Other historic, ground-breaking direct government intervention schemes include:
- India’s Mahatma Gandhi National Rural Employment Guarantee Scheme (MGNREGS), which has provided 12 billion workdays since 2007 mostly in rural areas by providing wage subsidies.
- South Africa’s Expanded Public Works Programme (EPWP), which is designed to ensure 6 million public employment work opportunities by 2019. The South African government is proud of the success of the scheme. “The SA Stats survey… found that by March 2015 1.24 million work opportunities had been created, against a target of 1.04 million – a 119% achievement. Also, in 2014, 70% of those who participated in the EPWP were employed – up from 56,9% in 2011. And, 4 out of every 5 of those employed had a formal sector job,” according to an EPWP report.
Improved contracting:
Identifying individual factors that represent a risk in the labour market and performance-related contracting, a practice known as profiling, can improve outcomes.

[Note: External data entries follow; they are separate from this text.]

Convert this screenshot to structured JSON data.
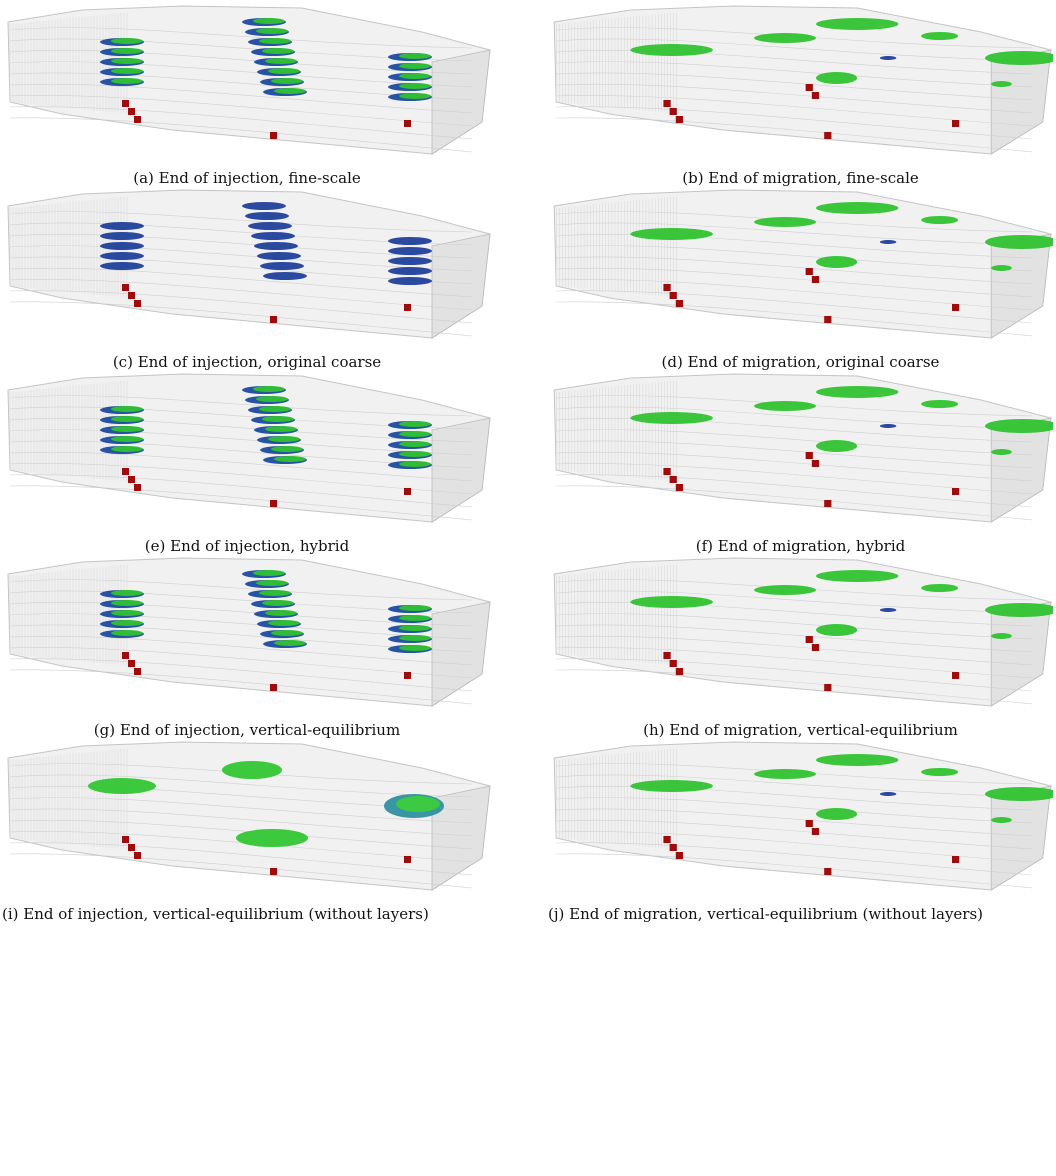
{
  "figure": {
    "subfigures": [
      {
        "caption": "(a) End of injection, fine-scale"
      },
      {
        "caption": "(b) End of migration, fine-scale"
      },
      {
        "caption": "(c) End of injection, original coarse"
      },
      {
        "caption": "(d) End of migration, original coarse"
      },
      {
        "caption": "(e) End of injection, hybrid"
      },
      {
        "caption": "(f) End of migration, hybrid"
      },
      {
        "caption": "(g) End of injection, vertical-equilibrium"
      },
      {
        "caption": "(h) End of migration, vertical-equilibrium"
      },
      {
        "caption": "(i) End of injection, vertical-equilibrium (without layers)"
      },
      {
        "caption": "(j) End of migration, vertical-equilibrium (without layers)"
      }
    ]
  }
}
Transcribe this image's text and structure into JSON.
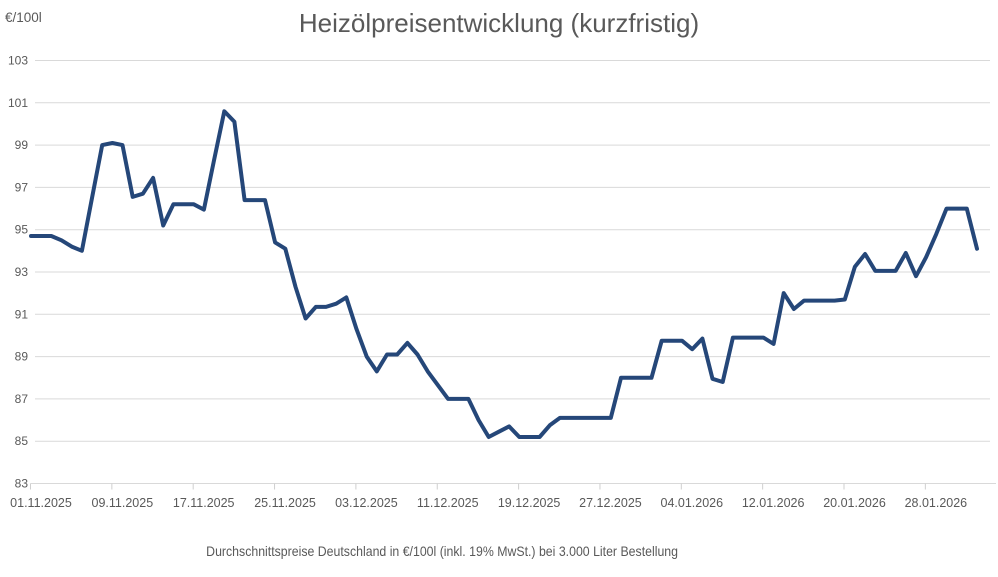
{
  "title": "Heizölpreisentwicklung (kurzfristig)",
  "y_unit_label": "€/100l",
  "footer": "Durchschnittspreise Deutschland in €/100l (inkl. 19% MwSt.) bei 3.000 Liter Bestellung",
  "colors": {
    "line": "#254779",
    "title_text": "#595959",
    "axis_text": "#595959",
    "gridline": "#d9d9d9",
    "tick": "#cfcfcf",
    "background": "#ffffff"
  },
  "chart_data": {
    "type": "line",
    "title": "Heizölpreisentwicklung (kurzfristig)",
    "subtitle": "Durchschnittspreise Deutschland in €/100l (inkl. 19% MwSt.) bei 3.000 Liter Bestellung",
    "ylabel": "€/100l",
    "ylim": [
      83,
      103
    ],
    "yticks": [
      103,
      101,
      99,
      97,
      95,
      93,
      91,
      89,
      87,
      85,
      83
    ],
    "xtick_labels": [
      "01.11.2025",
      "09.11.2025",
      "17.11.2025",
      "25.11.2025",
      "03.12.2025",
      "11.12.2025",
      "19.12.2025",
      "27.12.2025",
      "04.01.2026",
      "12.01.2026",
      "20.01.2026",
      "28.01.2026"
    ],
    "x_start": "01.11.2025",
    "x_step_days": 1,
    "grid": "horizontal-only",
    "legend_position": "none",
    "series": [
      {
        "name": "Heizölpreis",
        "values": [
          94.7,
          94.7,
          94.7,
          94.5,
          94.2,
          94.0,
          96.5,
          99.0,
          99.1,
          99.0,
          96.55,
          96.7,
          97.45,
          95.2,
          96.2,
          96.2,
          96.2,
          95.95,
          98.3,
          100.6,
          100.1,
          96.4,
          96.4,
          96.4,
          94.4,
          94.1,
          92.3,
          90.8,
          91.35,
          91.35,
          91.5,
          91.8,
          90.3,
          89.0,
          88.3,
          89.1,
          89.1,
          89.65,
          89.1,
          88.3,
          87.65,
          87.0,
          87.0,
          87.0,
          86.0,
          85.2,
          85.45,
          85.7,
          85.2,
          85.2,
          85.2,
          85.75,
          86.1,
          86.1,
          86.1,
          86.1,
          86.1,
          86.1,
          88.0,
          88.0,
          88.0,
          88.0,
          89.75,
          89.75,
          89.75,
          89.35,
          89.85,
          87.95,
          87.8,
          89.9,
          89.9,
          89.9,
          89.9,
          89.6,
          92.0,
          91.25,
          91.65,
          91.65,
          91.65,
          91.65,
          91.7,
          93.25,
          93.85,
          93.05,
          93.05,
          93.05,
          93.9,
          92.8,
          93.7,
          94.8,
          96.0,
          96.0,
          96.0,
          94.1
        ]
      }
    ]
  }
}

Take, for example, this example from the World Bank in Nepal: “The Adolescent Girls Employment Initiative (AGEI) in Nepal provided technical and life skills training. Training providers were selected through a competitive bidding process and offered a bonus payment based on the number of trainees who acquired ‘gainful’ employment six months after completing the training, and a second bonus for the share of participants who met pre-specified vulnerability criteria and were successfully placed in employment.”
Job guarantee schemes:
Finland has had a job guarantee scheme since the 1990s. The European Commission (EC) drew on its success to create its €7 billion Youth Guarantee scheme, designed to ensure that all Europeans under the age of 25 receive a good-quality offer of employment, continued education, or an apprenticeship within four months of leaving school. According to the EC, “14 million [young people] have entered the scheme since January 2014 and 9 million have found jobs.” Massive though this scheme sounds, the EU feels it is cheap at the price, because it has estimated that the costof lost economic productivity due to youth unemployment at €153 million.